December 4, 2017 by Greg Meckbach, Associate Editor
Advising clients on cyber policies “takes a level of sophistication on the broker’s side,” New Brunswick insurance defence lawyer Ryan Burgoyne told Canadian Underwriter Friday.
“If you are putting yourself out to have specialized expertise in cyber liability insurance as a broker, brokers are going to have to be careful to make sure they understand the needs of their clients and the clients are getting the coverage they expect,” Burgoyne said Friday.
He recommended that brokers pay close scrutiny to a cyber liability application, suggesting they advise a client to seek the aid of an IT specialist before submitting an application for cyber liability to insurance providers.
Canadian courts have put a fairly high onus on brokers in all lines of insurance when determining clients’ coverage needs, as per the ruling in the Court of Appeal for Ontario’s 1977 decision in Fine’s Flowers Ltd. et. al. v. General Accident Assurance Co. of Canada et. al. (1976).
A cyber liability insurer will not write coverage unless computer security technologies such as firewalls and data backup are “already be in place,” Burgoyne, managing partner of law firm Cox & Palmer’s Fredericton office, wrote in a recent report.

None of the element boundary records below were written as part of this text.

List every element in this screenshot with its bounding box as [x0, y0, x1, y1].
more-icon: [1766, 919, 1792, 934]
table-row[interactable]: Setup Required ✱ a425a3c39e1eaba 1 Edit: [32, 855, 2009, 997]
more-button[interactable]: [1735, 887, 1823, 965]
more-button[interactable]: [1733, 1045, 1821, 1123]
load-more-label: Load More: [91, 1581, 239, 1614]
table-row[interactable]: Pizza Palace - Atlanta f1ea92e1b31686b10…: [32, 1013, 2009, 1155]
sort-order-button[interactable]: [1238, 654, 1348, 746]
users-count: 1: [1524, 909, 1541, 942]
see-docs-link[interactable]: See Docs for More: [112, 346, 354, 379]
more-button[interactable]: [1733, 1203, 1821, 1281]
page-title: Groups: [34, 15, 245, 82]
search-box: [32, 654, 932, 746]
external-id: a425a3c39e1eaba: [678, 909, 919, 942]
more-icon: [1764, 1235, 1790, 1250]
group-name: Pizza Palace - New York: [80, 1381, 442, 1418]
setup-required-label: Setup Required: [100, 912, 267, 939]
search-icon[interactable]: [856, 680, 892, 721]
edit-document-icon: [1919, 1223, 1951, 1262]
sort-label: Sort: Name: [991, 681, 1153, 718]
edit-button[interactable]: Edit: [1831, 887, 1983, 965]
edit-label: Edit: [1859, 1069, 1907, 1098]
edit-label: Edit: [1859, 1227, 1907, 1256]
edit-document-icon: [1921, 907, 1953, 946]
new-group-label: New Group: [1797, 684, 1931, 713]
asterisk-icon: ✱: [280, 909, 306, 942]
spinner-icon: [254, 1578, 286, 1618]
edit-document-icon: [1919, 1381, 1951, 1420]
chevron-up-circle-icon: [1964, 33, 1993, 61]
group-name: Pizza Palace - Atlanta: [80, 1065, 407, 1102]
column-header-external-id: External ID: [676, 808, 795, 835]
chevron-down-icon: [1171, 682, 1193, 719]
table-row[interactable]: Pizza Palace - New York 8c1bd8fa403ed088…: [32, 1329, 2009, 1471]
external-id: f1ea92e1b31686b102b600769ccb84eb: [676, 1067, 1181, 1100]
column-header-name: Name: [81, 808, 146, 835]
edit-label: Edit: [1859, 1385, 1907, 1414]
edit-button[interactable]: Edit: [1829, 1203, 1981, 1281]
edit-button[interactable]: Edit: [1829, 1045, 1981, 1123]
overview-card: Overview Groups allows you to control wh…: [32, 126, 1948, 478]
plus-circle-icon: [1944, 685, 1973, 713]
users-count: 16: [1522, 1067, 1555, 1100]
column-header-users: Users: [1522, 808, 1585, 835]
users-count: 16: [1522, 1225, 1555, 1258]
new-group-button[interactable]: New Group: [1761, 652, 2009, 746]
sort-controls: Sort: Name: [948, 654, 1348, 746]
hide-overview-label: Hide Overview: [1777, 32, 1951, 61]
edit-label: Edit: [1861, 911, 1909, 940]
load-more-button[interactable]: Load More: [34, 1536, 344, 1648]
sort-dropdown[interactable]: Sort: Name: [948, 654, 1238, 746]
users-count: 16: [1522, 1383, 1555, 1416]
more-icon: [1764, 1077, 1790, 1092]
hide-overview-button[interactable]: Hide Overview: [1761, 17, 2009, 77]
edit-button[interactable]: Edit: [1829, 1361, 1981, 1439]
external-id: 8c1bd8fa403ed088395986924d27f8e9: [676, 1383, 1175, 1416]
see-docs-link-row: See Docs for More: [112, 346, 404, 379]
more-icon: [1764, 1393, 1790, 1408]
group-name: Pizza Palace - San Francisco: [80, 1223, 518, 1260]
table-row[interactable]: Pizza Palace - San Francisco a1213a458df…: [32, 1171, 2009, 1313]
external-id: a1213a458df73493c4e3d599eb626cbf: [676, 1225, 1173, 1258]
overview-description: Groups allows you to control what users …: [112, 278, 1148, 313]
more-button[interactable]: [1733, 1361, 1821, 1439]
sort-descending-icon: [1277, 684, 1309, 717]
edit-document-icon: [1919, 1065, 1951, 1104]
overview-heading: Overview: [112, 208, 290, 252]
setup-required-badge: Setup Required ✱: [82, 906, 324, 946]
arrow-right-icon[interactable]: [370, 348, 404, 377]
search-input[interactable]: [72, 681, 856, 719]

Clients should make sure computer security measures are in place to obtain cyber liability coverage. Security features “may include the presence of a firewall, the presence of virus scans, assignment of a responsible person in the event of a cyber-attack, a data back-up and storage mechanism, and the adoption of a security policy,” Burgoyne wrote in A New Realm: Cyberspace, Cyber Liability and Cyber Liability Insurance. “Failure to keep security technology, mechanisms and responses up-to-date after a cyber-liability policy is obtained could result in a bar to recovery.”
Cyber liability insurance will generally cover third-party liability, including invasion of privacy claims, breach of fiduciary duty claims where there is a failure to protect a client’s personal information, libel or slander, or the infringement of intellectual property rights, Burgoyne wrote in his report, released Nov. 17, 2017.
Some cyber policies have an exclusion for “reckless conduct,” the report notes, or “failure of an Insured to continuously implement the procedures and risk controls identified in the Insured’s application for this Insurance and all related information submitted to the Insurer in conjunction with such application.”